Renewables firm SSE is the final UK stock selection. The utilities company provides electricity networks and works on developing renewable energy – a theme that has been popular in recent years as the world tries to move away from traditional oil and gas.

Nelson said: “We see SSE shares as a play on the UK’s decarbonisation targets, with its core business activities forming two of the pillars on which the country’s net zero economy will be built.”

Shares have been under pressure in more recent times, however, as the price of oil and gas skyrocketed following Russia’s invasion of Ukraine and the general move away from environmental, social and governance (ESG) strategies that this has facilitated.

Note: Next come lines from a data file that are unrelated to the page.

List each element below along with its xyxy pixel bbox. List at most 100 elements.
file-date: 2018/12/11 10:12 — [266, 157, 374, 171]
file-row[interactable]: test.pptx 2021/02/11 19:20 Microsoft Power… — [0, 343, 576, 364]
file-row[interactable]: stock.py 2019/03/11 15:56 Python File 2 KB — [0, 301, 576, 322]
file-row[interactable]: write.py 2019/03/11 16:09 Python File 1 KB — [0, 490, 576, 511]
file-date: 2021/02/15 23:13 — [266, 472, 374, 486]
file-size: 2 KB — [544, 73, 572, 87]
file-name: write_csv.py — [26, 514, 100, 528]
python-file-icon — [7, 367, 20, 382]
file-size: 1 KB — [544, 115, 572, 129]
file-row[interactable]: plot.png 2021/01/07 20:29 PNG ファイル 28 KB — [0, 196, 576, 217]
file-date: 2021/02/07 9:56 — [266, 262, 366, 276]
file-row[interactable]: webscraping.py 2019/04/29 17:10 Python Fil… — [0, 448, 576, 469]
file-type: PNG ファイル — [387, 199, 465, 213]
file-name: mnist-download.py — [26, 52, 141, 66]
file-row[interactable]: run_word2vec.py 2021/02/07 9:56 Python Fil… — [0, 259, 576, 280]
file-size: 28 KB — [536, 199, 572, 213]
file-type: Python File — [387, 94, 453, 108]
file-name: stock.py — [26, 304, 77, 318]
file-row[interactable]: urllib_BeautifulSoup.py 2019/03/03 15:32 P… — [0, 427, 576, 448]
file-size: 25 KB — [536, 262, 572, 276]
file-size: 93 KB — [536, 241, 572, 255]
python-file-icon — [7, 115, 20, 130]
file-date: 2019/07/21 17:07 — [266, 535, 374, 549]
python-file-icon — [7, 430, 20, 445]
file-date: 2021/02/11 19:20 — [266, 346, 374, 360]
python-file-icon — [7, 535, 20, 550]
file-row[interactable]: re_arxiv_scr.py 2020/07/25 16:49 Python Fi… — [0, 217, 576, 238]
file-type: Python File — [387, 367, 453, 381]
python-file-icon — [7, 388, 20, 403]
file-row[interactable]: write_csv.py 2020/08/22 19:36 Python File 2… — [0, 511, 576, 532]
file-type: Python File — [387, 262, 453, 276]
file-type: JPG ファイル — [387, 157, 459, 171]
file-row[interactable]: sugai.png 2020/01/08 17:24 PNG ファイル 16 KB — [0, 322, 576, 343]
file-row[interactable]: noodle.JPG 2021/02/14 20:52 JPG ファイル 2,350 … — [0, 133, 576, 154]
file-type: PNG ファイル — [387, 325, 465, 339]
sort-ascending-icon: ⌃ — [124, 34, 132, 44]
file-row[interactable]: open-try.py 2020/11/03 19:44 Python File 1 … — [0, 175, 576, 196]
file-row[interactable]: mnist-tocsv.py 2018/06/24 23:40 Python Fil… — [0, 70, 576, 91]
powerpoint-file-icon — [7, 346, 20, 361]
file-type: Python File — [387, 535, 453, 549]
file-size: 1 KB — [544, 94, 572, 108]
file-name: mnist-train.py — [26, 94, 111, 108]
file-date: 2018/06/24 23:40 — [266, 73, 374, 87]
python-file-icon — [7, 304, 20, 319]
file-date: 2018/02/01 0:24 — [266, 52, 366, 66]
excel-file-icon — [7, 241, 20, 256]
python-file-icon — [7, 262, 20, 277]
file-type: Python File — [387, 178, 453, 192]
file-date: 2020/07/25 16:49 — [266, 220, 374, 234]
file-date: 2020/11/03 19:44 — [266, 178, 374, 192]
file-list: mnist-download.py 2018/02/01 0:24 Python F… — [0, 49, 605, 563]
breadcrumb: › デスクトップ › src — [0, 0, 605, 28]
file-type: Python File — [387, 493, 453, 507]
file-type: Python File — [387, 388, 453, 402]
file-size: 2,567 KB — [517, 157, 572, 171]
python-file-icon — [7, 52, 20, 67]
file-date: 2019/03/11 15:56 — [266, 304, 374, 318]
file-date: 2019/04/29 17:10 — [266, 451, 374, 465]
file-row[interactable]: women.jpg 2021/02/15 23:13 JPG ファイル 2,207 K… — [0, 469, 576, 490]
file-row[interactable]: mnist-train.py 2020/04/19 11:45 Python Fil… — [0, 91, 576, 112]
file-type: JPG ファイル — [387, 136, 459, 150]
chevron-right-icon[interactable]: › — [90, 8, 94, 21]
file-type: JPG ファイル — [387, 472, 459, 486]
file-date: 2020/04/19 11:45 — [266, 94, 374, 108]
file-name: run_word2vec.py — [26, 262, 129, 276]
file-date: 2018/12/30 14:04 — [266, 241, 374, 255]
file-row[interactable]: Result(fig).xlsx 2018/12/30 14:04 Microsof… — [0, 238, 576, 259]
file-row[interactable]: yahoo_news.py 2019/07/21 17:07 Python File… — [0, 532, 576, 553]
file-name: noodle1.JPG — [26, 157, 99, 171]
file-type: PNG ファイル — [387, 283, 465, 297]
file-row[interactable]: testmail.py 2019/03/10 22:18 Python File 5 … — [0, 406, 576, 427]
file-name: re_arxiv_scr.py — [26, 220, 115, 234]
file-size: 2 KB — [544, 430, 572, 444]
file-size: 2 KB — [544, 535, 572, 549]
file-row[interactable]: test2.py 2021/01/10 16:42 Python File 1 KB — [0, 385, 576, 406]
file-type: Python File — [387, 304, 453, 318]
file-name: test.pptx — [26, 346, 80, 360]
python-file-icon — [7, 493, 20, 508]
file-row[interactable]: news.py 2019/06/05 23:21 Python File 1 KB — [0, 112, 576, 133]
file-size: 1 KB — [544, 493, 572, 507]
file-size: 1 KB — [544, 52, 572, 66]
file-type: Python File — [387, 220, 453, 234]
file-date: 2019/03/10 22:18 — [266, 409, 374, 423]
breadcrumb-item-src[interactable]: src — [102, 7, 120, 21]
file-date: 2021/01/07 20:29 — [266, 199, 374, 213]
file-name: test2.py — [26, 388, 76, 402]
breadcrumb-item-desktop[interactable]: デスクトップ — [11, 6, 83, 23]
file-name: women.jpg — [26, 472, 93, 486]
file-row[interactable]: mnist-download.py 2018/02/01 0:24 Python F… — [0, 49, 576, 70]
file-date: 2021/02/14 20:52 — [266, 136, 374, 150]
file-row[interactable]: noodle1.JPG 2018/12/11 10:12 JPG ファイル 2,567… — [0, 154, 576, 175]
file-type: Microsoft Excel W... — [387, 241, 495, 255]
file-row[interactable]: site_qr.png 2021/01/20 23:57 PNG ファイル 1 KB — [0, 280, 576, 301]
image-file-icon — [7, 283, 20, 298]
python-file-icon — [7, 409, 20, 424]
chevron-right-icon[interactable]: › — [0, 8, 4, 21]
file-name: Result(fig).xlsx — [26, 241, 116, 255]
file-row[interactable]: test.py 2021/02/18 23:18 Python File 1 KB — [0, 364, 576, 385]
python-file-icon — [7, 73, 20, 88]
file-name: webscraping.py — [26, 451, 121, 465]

Total return of SSE vs FTSE All Share over 1yr

Source: FE Analytics

“While the renewables industry is facing short-term challenges from elevated costs relating to both higher interest rates and supply chain disruptions, we think that the networks business will prove extremely resilient in a challenging economic backdrop,” Nelson said.

“Energy networks are regulated monopolies and are a crucial piece of infrastructure, transporting energy around the country. Significant investment will be required in this infrastructure to connect renewable assets to the grid and to ensure that they are capable of providing consistent supply from more diverse and intermittent sources of generation.”